Without open data, I would not be able to conduct this study. It would not be affordable, and as an early career researcher, it would be hard to get the support I need to help guide my research. I would not be able to access what was previously closed to me, and help to answer the questions I was asking before. Open data makes it possible for me to explore systemic problems in the communities I am from.
That said, I still had to move continents and get scholarships to be able to get the skills and know how to use the data.
I am extremely fortunate to be affiliated to an institution that has the funds to help me overcome the barriers that would have prevented me from having my research read and recognized. I also have access to an institutional repository where I can share my work as soon as it is available. Not many people from my background have this option.
For example, the official journal of the Royal Society of Public Health, one of the most respected journals in my field, has an APC of $2800. For context, the $2800 price tag is 1.3 times higher than Nicaragua’s GNI per capita. The publishing system harms equity by forcing researchers without funding to choose between being seen and being rewarded.
Even though there’s not enough data for me to study the impact of paternal emigration on Nicaraguan children, I can get a lens on it because there is data on The Philippines . By opening up all aspects of my research, I hope to help others get answers to the questions that are important to them and their communities.
There are around 7.8 billion people in the world, and only about 1.3 billion of them speak english. 75% scientific papers are published in English.
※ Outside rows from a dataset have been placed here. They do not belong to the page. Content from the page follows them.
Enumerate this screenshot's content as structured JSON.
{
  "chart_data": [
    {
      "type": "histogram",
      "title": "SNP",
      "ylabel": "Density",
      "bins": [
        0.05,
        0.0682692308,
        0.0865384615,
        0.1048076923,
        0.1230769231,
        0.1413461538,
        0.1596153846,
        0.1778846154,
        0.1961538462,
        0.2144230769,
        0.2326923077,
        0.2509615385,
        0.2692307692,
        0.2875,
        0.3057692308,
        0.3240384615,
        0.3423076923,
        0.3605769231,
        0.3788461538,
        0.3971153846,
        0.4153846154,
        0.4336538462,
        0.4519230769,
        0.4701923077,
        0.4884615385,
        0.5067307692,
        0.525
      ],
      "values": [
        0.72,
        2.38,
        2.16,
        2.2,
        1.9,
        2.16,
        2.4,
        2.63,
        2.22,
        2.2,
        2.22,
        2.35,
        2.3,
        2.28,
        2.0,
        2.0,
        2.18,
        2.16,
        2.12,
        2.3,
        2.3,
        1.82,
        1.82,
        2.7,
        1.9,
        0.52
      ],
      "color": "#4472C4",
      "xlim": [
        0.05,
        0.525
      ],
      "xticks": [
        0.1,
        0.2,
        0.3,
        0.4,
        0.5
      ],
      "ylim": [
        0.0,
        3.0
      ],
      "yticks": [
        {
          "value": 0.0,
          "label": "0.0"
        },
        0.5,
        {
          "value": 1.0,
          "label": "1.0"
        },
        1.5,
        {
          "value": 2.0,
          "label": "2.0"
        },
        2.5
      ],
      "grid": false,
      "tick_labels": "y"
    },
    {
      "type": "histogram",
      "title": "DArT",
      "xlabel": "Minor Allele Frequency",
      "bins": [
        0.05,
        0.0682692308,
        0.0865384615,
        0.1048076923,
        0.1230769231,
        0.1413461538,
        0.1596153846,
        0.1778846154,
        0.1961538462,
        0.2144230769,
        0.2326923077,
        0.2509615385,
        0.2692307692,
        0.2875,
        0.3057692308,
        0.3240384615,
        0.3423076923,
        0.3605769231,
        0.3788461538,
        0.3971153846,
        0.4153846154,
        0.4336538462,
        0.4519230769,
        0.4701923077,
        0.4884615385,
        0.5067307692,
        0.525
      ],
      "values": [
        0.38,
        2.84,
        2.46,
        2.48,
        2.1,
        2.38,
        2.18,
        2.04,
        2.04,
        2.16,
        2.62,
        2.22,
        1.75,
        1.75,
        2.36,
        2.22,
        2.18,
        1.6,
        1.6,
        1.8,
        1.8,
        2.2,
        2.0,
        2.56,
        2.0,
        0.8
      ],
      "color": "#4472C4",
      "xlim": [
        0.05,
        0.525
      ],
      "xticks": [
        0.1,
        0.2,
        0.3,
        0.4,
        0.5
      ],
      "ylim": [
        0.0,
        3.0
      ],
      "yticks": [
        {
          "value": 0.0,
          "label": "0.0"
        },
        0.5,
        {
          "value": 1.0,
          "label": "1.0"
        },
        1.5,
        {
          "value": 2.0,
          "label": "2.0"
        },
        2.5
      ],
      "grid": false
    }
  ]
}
Solo 16% de las personas puede leerlos y entenderlos. English is not my first language, and the same is true for lots of researchers out there that want to contribute to science, but they can’t, because they don’t speak the “lingua franca” of the scientific community. By translating my work to spanish, I can help lower the language barriers that prevent a subgroup of researchers whose mother tongue is not english from being part of the conversation. This, combined with opening up my research methods, fosters reproducibility. In the future, I hope someone with the similar problems I faced can build upon my experience working in the open, share their work openly as well, and feed the chain in ways that make open science the norm.
Open science has been very good for the pandemic because it enabled us to research faster, and much of it has been open, but that does not mean the research's outcomes have been equally distributed. I came here to say and show how we can help solve COVID & climate fairly and equitably by designing open thoughtfully. To be able to apply lessons learned from Covid to climate change, the movement needs to work in ensuring that those who have the important questions can access and produce research, and transform it into real world impact for the people they care about.
Today I’ve tried to use my life story as a lens to prove that being open is not always the same as being fair and equitable. But I’m not saying that open could never be fair and equitable, because truth be told, I honestly think that one day it could be.
Thanks so much to the UN for inviting me, it’s been an honor to come back.